The ride itself, while still a copy, looks thrilling. It starts with a 100+ foot climb, and with the addition of the hill below, makes it look very high indeed. If it’s a clear day, the Golden Gate Bridge is actually visible from the peak (Though extremely tiny). Then it drops back down in a swooping 109 feet drop with a beautiful 180 degree turn. It levels out at the bottom, pulling up into a half loop before rolling the train over upright. For about a second. It instantly sends them rolling back upside down before half-looping back down to the ground. It then sends the riders back up with no rest into a left-turning hill, with an almost 90 degree bank at the top.
After dropping the riders down and once again giving no break from intensity (This is largely due to the layout’s small size, so that it can fit in a lot of parks), the ride pulls into another half loop. But rather than just rolling out, it moves more the side, sending it still upright but 90 degrees away from where it was originally going. Or, at least 90 degrees when you are back upright, since the train takes the passengers 270 degrees back around, under the inversion (which is called an immelmann, after a aircraft maneuver, which is in turn named after a pilot), ending up going the same direction as the lift hill.

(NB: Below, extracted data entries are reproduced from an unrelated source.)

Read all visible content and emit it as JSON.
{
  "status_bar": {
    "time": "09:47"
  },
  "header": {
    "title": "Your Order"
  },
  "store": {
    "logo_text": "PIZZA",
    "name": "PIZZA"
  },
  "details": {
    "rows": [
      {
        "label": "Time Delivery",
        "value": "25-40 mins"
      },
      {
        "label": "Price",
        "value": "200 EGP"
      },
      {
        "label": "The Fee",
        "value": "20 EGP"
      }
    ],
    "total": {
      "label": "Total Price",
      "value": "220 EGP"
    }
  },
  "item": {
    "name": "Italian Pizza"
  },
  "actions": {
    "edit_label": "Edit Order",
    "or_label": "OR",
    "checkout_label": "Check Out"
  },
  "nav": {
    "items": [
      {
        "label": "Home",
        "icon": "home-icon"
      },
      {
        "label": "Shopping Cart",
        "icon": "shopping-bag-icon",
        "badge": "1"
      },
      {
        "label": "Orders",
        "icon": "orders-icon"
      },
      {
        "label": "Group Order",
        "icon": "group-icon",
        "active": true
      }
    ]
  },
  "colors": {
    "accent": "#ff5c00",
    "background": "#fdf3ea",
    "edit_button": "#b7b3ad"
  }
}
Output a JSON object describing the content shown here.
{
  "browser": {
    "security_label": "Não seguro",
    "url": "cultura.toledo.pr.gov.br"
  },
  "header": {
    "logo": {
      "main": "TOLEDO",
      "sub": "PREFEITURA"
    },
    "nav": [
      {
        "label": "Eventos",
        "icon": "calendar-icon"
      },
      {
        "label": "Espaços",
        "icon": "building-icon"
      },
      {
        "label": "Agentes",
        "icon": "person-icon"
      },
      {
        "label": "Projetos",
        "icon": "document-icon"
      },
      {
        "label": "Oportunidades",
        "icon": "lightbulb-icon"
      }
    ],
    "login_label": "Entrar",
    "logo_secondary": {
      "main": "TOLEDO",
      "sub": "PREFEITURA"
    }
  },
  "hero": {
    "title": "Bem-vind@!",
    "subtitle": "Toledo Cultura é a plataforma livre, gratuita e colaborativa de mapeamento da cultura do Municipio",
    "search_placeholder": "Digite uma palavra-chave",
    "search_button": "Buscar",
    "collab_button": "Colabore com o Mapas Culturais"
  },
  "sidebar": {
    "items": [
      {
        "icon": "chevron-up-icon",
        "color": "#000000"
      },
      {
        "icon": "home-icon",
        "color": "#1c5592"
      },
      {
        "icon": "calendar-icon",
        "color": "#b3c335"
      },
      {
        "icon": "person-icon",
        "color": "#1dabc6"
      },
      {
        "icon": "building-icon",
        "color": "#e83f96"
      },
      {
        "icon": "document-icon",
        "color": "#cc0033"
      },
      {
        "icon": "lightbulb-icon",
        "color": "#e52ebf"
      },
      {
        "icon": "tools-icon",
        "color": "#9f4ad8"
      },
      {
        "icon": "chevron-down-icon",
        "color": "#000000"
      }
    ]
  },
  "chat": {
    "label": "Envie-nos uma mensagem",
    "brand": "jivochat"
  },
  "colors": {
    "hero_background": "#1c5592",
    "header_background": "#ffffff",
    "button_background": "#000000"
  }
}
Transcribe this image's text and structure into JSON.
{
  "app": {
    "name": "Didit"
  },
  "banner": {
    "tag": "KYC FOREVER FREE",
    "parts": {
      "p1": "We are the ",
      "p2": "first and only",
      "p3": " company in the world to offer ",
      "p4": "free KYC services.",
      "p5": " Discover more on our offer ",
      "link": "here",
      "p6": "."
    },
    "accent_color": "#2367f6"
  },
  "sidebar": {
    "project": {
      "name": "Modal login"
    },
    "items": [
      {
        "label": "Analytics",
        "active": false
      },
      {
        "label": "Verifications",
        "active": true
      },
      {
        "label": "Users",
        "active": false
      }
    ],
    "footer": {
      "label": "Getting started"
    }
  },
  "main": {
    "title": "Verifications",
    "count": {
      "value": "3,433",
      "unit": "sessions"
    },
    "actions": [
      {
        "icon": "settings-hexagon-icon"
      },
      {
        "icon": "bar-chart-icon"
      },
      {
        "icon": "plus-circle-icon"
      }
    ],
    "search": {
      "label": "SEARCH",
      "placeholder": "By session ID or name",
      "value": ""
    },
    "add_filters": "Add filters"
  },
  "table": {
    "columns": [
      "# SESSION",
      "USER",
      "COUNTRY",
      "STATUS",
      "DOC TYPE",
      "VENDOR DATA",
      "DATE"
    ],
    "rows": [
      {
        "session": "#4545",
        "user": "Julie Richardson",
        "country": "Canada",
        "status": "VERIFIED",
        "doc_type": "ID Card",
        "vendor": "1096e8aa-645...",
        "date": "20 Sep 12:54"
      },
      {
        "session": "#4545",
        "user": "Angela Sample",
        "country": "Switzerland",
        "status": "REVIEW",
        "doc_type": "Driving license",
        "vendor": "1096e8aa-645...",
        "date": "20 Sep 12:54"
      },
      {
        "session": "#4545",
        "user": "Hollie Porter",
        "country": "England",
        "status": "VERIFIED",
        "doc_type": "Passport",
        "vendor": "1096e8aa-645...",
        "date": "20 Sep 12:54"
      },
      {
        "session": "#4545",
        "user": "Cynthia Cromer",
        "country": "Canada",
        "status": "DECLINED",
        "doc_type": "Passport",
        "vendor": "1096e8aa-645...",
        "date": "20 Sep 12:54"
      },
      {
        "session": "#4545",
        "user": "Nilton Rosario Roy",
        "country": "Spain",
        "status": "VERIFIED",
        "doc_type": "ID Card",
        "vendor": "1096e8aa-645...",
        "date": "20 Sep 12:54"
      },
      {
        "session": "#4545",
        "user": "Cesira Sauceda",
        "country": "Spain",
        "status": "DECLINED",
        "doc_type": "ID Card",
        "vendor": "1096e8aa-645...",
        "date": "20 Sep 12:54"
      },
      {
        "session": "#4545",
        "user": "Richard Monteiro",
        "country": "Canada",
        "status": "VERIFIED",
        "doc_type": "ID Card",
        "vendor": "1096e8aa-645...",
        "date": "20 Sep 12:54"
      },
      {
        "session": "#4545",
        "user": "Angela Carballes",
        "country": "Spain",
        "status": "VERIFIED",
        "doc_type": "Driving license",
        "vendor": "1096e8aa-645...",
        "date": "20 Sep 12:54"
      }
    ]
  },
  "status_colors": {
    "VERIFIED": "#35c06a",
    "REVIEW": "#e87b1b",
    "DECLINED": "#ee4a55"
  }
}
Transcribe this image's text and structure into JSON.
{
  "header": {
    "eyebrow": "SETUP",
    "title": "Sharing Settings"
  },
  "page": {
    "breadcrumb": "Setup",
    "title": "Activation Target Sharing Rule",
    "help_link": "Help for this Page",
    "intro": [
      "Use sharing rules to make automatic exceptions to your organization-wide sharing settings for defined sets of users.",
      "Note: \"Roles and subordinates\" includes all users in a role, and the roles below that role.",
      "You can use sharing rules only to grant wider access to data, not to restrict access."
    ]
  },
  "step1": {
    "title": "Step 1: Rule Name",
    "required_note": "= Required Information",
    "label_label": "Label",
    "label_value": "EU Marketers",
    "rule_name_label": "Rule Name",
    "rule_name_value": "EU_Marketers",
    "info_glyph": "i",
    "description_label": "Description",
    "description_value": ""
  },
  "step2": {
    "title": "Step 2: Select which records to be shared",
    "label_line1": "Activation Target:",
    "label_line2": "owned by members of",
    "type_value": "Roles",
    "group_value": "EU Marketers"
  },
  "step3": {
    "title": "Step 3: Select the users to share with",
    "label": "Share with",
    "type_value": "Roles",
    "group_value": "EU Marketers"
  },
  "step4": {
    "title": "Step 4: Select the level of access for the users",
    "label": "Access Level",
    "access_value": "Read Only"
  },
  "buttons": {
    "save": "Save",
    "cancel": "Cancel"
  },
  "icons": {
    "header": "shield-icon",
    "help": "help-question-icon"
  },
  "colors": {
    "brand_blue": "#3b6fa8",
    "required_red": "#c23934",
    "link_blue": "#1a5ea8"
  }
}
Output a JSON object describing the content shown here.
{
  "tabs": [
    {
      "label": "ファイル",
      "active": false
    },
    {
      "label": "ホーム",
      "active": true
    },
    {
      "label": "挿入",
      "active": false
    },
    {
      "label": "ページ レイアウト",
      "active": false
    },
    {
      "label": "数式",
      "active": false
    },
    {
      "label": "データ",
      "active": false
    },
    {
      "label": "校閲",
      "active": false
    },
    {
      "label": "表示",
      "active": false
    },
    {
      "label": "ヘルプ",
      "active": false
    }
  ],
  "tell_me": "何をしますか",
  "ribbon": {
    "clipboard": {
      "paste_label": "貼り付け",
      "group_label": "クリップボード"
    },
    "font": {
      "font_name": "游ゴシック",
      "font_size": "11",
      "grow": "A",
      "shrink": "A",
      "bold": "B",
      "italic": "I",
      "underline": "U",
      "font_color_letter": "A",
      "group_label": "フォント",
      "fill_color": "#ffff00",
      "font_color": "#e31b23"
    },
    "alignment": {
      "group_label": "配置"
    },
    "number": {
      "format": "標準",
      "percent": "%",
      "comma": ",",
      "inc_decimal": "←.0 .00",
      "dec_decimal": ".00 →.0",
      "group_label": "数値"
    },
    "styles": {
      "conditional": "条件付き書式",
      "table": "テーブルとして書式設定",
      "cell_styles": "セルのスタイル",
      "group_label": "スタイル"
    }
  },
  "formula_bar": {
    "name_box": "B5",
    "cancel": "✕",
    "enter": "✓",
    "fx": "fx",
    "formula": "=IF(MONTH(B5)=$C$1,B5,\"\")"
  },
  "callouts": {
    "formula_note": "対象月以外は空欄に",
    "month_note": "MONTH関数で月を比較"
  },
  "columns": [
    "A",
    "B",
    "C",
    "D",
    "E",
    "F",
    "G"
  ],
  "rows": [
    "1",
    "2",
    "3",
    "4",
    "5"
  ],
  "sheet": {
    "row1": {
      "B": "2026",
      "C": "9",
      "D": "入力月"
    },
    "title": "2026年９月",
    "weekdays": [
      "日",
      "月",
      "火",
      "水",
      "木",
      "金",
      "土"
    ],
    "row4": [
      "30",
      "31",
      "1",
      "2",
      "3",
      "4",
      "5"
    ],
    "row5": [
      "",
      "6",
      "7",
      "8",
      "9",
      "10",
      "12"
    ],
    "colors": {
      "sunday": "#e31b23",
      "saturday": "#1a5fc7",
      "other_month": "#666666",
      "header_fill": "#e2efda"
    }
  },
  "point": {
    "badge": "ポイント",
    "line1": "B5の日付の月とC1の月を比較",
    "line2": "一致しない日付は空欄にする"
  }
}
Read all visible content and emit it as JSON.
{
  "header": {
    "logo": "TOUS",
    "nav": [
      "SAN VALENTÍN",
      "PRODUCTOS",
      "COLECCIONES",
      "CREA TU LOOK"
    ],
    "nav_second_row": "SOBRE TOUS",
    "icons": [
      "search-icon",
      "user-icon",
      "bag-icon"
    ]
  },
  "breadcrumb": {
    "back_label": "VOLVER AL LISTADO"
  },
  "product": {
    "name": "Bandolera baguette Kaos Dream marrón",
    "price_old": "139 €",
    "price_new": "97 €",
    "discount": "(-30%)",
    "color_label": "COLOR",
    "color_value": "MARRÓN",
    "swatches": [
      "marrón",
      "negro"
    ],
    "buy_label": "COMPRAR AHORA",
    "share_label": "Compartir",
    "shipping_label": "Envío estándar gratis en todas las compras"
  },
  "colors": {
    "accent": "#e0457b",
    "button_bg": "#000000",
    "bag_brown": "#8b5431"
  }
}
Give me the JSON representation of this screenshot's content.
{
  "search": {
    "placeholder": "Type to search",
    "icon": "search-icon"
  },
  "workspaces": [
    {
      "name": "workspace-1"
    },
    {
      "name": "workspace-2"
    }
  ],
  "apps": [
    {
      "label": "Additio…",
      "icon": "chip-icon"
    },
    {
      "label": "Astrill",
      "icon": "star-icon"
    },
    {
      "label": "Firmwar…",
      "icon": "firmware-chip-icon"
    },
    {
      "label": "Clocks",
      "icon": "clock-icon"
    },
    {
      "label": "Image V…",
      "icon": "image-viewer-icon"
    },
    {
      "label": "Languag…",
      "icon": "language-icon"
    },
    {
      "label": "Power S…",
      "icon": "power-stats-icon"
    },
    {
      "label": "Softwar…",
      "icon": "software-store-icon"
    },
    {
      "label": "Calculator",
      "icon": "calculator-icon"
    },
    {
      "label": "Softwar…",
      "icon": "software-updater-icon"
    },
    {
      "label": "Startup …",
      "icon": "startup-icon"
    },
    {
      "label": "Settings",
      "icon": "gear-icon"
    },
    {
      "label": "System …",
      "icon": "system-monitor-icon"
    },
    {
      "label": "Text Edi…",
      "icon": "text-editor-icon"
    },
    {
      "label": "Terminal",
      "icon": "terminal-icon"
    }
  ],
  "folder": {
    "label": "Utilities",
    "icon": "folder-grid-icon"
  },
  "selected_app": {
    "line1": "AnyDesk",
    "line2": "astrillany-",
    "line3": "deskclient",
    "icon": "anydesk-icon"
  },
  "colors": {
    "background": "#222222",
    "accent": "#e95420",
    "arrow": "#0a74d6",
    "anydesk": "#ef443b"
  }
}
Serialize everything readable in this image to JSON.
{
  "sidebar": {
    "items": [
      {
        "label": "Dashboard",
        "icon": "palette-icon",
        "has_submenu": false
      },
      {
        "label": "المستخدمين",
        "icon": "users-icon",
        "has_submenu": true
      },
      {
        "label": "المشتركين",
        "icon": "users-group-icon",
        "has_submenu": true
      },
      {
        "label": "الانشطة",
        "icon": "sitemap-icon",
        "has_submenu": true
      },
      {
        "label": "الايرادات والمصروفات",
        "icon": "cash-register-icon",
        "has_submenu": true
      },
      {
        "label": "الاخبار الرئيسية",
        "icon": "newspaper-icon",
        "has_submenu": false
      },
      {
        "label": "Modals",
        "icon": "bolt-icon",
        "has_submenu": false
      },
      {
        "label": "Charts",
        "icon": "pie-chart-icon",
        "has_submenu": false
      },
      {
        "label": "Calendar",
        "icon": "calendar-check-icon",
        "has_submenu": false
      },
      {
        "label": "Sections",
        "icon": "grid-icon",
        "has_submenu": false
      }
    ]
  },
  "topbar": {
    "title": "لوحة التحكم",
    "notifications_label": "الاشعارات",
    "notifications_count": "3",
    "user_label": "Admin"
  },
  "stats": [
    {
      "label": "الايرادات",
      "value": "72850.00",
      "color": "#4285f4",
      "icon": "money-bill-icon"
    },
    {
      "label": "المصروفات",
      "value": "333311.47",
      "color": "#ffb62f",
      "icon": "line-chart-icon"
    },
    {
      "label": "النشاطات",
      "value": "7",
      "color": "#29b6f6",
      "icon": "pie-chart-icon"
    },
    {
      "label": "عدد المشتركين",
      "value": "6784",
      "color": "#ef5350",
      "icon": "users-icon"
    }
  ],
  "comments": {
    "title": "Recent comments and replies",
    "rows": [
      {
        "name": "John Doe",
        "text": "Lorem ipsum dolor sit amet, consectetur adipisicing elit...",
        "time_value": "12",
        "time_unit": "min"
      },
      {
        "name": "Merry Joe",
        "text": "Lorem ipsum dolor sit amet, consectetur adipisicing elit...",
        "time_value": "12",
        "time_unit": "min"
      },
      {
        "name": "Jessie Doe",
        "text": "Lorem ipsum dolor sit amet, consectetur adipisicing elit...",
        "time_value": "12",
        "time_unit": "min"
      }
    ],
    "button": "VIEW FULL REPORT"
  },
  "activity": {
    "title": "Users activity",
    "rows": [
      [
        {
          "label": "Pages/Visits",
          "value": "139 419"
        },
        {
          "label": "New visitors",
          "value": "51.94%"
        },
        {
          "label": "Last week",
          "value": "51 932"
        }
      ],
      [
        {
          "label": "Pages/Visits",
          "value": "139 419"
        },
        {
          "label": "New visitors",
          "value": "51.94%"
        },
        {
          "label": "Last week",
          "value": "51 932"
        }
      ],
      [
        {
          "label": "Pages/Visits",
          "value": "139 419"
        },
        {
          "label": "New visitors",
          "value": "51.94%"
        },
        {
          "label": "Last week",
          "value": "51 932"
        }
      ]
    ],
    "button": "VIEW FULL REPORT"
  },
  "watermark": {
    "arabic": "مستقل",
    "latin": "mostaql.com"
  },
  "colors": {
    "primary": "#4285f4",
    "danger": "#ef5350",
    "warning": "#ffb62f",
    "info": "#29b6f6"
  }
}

This leads to a rare element (On coasters that aren’t SLCs), which is a double barrel roll. It twists the train around the track all the way over not once but twice. The train pulls abruptly out of the second one, into a 180 right hand turn. The ride ends fairly slowly, with a small, curvy hill before hitting the breaks, turning right, and entering the station.
The ride was the biggest thing in the area. At least, for a short time. In 1999, the Great Coasters International wooden coaster Roar was added, in 2000 Bolliger and Mabillard floorless coaster Medusa was added just across the path, and V2: Vertical Velocity was added just a year later. While this blistering adding pace dropped off afterwards, Kong was left behind, no longer the baddest in the region. But thousands of patrons are still thrilled by it every year, and while it isn’t the destination coaster, it is part of the Six Flags Discovery Kingdom skyline today.